As a busy mom of four, who works at home and sends her kids to public school, I find the beginning of summer to be both exciting and daunting. I want my children to have a summer that’s full of special memories, allowing them ample time to explore their creativity and to wake up each day ready to discover what adventures await them.
My desire to give the kids a fun and happy summer used to take root in the soil of spontaneity. I was of the mind that if we took random trips and unplanned outings on a whim, it would surely lead to adventure and fun. I convinced myself that if I woke up every day eager to surprise them with an outing or adventure, I’d be the ‘Poster Mom for Summer’! If only I could manage to grant them a magical answer to the daily question they posed, “What are we doing today?”
I wish I could say that technique worked for my family. After a few years of attempting to be the fun, spontaneous Mom who practically rained summer-shaped confetti wherever she went, I had an epiphany.
Reaping and Sowing
An impromptu type of summer sounded like a good time, but it wasn’t paving a path to the joyful season in the sun that I dreamt it would. My imaginings of carefree days faded into a reality check of whiny, frustrated kids who didn’t know what to expect on any given day. The lack of routine wasn’t creating memories — it was creating stress and irritability. My kids weren’t having fun and I wasn’t the mom I wanted to be.
In the book of Hosea, God’s people are called out with an interesting phrase, “They sow the wind and reap the whirlwind.” Hosea 8:7
I was sowing the wind of a dream that was unfruitful and unrealistic for our family. Three of my four kids are adopted from hard places, and although they’d never ask for or admit it, they crave structure and continuity. All four children thrive on a consistent schedule.
I wasn’t offering them the structure they needed, and we were all snapping at each other.
I found myself losing patience easily when my expectations didn’t meet reality, and my children spent their days worn out from not knowing what to expect. We were high on spontaneity, all right. We had spontaneous drama, spontaneous tears and spontaneous realizations that important things had been forgotten — and that was just the spontaneity on my end!
Things were not going as I had envisioned them in my mind. Our carefree days were not producing the Fruit of the Spirit within our family relationships, so I began the hard work of digging at the roots of what was being planted. I was sowing disorder and reaping chaos. I knew things needed to change so I prayed that the Lord would give me the wisdom to faithfully parent my kids through their summer vacation.
A Different Approach
Based on the scriptures, I knew that I needed to approach our summers together differently.

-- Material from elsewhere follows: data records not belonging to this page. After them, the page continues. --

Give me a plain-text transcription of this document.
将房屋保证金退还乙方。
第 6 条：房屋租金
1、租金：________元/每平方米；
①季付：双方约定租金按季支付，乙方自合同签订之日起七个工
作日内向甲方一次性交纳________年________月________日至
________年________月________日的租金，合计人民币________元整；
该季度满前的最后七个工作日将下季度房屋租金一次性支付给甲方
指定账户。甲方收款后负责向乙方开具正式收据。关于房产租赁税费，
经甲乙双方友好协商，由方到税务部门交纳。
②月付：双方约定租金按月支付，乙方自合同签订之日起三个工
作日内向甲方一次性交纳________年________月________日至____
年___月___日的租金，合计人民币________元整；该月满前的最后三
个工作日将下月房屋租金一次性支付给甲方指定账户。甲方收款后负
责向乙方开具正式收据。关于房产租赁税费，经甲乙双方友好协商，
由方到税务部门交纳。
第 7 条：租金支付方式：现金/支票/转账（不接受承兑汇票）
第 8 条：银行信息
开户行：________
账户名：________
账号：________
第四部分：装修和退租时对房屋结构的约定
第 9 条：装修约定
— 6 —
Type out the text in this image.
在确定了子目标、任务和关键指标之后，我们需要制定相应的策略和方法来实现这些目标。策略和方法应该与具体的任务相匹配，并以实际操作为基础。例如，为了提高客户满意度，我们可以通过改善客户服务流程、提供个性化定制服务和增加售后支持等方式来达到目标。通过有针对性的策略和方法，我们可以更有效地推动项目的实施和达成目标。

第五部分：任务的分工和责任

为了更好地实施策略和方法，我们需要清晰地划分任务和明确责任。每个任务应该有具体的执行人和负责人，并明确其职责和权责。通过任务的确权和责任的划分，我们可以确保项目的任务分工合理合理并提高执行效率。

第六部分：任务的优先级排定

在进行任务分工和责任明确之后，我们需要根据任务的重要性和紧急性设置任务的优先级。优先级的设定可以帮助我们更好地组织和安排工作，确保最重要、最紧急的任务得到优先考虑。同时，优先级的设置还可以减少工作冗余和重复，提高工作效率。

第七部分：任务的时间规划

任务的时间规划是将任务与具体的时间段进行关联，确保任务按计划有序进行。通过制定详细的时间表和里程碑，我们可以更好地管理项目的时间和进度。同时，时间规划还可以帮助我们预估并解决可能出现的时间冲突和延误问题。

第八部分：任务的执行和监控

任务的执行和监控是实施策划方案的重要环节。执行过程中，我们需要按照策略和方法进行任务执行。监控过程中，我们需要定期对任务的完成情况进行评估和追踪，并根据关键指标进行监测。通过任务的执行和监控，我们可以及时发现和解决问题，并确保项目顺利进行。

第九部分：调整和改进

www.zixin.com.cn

We would have far more opportunities for making great memories and experiencing joy if all of us were prepared for what was coming next. I determined that I could sow fun into my children’s summer with good planning and preparation. I could still offer them great adventures while keeping an intentional eye toward avoiding overwhelm, keeping things tidy around the house, and spending time together. I began to plan a summer schedule that I hoped would reap a harvest of summer fun.
I made a short list of the things my children needed to accomplish in the mornings to maintain a healthy rhythm. We are now finding the joy in what I like to call ‘focused fun’. They receive screen time, outings in the afternoons to the neighbor’s pool, or a visit to the $1 kids’ movie in exchange for working through their routines. The routines aren’t meant to be overwhelming — they include manageable tasks such as reading aloud for 20 minutes, making or building something, and an age-appropriate chore around the house. These schedule changes have brought about many blessings. Most notably, we are seeing so much more evidence of the Fruit of the Spirit cultivated in our home.
Is it foolproof? No. I still hear whines about chores and the choruses of “I’m BORED!”
Has it given us more peace? Absolutely!
I can also see the relief on their faces as every day starts with the same rhythm. I’m relieved too. I don’t have to be the ‘Poster Mom for Summer’. I can just be a mom who wants her children to learn things and have a lot of fun in the process.
Our spontaneous summer moments are no longer, for the most part. But most of the joy that I thought we would receive from sowing the wind in the summer existed only in my mind. I had dreamt of all the fun we would have, but it rarely turned out that way. After I began sowing what I thought was mundane predictability, I was truly surprised by the harvest of sweet summer memories that were made even in the midst of a daily routine.